O PyPI não é, de longe, o único repositório de código que os invasores atacaram recentemente. Os fornecedores de segurança relataram vários incidentes semelhantes envolvendo outros registros amplamente usados, como npm e Maven Central. A tendência aumentou a atenção em questões de segurança da cadeia de suprimentos de software, especialmente devido ao potencial de adversários apoiados por estados-nação – como o ator russo por trás do comprometimento da SolarWinds – explorando a mesma tática em suas campanhas de ataque.
Os invasores estão aproveitando o fato de que desenvolvedores e organizações sempre precisarão usar pacotes de código aberto, diz Amitai Ben, pesquisador de inteligência de ameaças da SentinelOne.
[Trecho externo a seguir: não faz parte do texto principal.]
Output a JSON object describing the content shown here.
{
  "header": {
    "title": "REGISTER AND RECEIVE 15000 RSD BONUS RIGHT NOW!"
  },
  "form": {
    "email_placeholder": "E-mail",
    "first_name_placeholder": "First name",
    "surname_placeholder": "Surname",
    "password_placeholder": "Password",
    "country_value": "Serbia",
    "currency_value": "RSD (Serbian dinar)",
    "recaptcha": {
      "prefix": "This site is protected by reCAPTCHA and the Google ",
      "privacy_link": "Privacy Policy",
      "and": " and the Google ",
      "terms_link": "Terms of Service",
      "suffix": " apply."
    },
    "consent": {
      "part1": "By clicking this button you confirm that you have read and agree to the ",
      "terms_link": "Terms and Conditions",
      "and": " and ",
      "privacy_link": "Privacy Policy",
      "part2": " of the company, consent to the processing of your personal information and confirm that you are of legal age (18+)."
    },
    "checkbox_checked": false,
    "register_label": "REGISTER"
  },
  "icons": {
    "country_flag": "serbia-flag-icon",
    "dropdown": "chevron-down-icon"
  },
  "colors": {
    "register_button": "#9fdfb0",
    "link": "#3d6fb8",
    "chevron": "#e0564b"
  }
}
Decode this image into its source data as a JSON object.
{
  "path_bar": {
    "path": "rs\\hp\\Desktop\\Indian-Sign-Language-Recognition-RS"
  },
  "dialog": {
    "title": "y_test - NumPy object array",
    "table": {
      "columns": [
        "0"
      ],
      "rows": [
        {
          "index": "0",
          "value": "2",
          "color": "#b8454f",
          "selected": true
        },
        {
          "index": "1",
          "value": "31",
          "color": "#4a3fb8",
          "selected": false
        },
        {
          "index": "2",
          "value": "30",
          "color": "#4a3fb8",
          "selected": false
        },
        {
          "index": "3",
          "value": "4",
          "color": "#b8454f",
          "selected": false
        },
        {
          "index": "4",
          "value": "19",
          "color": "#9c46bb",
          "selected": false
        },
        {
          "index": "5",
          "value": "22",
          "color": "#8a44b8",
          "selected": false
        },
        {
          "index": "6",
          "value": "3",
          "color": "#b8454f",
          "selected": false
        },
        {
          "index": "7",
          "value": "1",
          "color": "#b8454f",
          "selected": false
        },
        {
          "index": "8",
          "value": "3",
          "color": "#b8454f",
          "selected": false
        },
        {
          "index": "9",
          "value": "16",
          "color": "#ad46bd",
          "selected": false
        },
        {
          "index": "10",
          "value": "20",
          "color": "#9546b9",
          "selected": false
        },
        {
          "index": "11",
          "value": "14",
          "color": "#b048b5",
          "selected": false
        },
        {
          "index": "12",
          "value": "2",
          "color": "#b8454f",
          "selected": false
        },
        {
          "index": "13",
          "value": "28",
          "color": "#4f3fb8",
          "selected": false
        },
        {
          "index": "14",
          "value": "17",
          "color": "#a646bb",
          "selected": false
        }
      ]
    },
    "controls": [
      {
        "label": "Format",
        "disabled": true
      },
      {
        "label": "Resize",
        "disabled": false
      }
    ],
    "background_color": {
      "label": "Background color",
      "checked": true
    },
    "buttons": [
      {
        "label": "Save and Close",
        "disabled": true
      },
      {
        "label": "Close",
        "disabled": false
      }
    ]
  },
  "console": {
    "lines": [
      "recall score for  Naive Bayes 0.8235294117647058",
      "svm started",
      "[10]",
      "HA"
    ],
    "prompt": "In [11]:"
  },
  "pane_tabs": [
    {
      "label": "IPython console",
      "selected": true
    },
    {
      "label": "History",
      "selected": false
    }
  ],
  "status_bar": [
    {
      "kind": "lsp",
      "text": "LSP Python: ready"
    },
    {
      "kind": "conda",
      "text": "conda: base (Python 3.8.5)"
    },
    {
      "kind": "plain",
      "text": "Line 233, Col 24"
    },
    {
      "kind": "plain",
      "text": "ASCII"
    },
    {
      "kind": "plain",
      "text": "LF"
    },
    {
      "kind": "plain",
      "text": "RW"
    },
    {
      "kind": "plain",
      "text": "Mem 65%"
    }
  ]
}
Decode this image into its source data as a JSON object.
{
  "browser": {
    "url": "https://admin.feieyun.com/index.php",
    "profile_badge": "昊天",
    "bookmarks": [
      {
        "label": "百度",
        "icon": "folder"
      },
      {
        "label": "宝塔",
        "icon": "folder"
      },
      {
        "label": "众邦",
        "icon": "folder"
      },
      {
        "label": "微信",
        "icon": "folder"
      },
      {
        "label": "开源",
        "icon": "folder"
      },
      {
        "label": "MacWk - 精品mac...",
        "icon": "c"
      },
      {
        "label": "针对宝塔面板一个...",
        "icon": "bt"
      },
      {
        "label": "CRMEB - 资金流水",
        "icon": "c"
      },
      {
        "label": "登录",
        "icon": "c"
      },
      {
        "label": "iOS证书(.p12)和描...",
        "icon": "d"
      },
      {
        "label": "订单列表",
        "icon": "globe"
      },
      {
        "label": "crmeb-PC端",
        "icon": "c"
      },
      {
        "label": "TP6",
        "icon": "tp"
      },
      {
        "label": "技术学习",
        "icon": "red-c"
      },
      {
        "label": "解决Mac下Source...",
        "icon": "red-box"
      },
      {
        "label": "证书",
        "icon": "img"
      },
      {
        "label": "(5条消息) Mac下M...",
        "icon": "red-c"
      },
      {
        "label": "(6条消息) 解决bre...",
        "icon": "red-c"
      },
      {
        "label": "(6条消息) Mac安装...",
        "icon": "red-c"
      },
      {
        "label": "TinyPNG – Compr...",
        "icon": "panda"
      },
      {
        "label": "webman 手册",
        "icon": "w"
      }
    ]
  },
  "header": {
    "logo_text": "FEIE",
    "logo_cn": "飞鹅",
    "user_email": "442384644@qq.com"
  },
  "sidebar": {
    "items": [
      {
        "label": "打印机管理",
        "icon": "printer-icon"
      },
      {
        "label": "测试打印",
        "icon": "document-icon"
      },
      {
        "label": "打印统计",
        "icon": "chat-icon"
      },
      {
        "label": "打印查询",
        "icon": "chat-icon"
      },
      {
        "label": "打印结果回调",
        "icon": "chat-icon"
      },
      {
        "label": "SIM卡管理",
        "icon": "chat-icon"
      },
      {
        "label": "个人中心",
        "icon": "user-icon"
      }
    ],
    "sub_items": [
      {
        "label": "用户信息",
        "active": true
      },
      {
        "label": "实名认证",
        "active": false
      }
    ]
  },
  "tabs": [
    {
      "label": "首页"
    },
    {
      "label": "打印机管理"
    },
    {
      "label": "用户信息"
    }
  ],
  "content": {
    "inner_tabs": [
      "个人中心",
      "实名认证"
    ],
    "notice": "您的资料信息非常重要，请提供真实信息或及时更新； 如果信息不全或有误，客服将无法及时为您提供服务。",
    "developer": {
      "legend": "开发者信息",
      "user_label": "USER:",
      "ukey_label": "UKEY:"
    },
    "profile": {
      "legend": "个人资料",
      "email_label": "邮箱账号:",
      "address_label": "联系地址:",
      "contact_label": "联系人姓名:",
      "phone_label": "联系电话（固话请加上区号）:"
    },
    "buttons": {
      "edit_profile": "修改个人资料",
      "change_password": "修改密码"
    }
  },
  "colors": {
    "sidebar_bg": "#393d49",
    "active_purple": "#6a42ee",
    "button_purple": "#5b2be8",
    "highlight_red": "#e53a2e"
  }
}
A melhor maneira de minimizar a exposição daqueles que contribuem com código-fonte aberto para repositórios públicos é habilitar a autenticação de dois fatores (2FA) em sua conta de usuário nos gerenciadores de pacotes. Isso minimiza o risco de tomada de conta por agentes mal-intencionados.
Os usuários de pacotes de código aberto, por sua vez, precisam saber que os pacotes populares geralmente estão conectados aos repositórios Git a partir dos quais o processo de desenvolvimento está ocorrendo. “As discrepâncias entre o repositório e o pacote no gerenciador de pacotes podem ser um sinal de atividade suspeita e controle de conta”, diz Ben.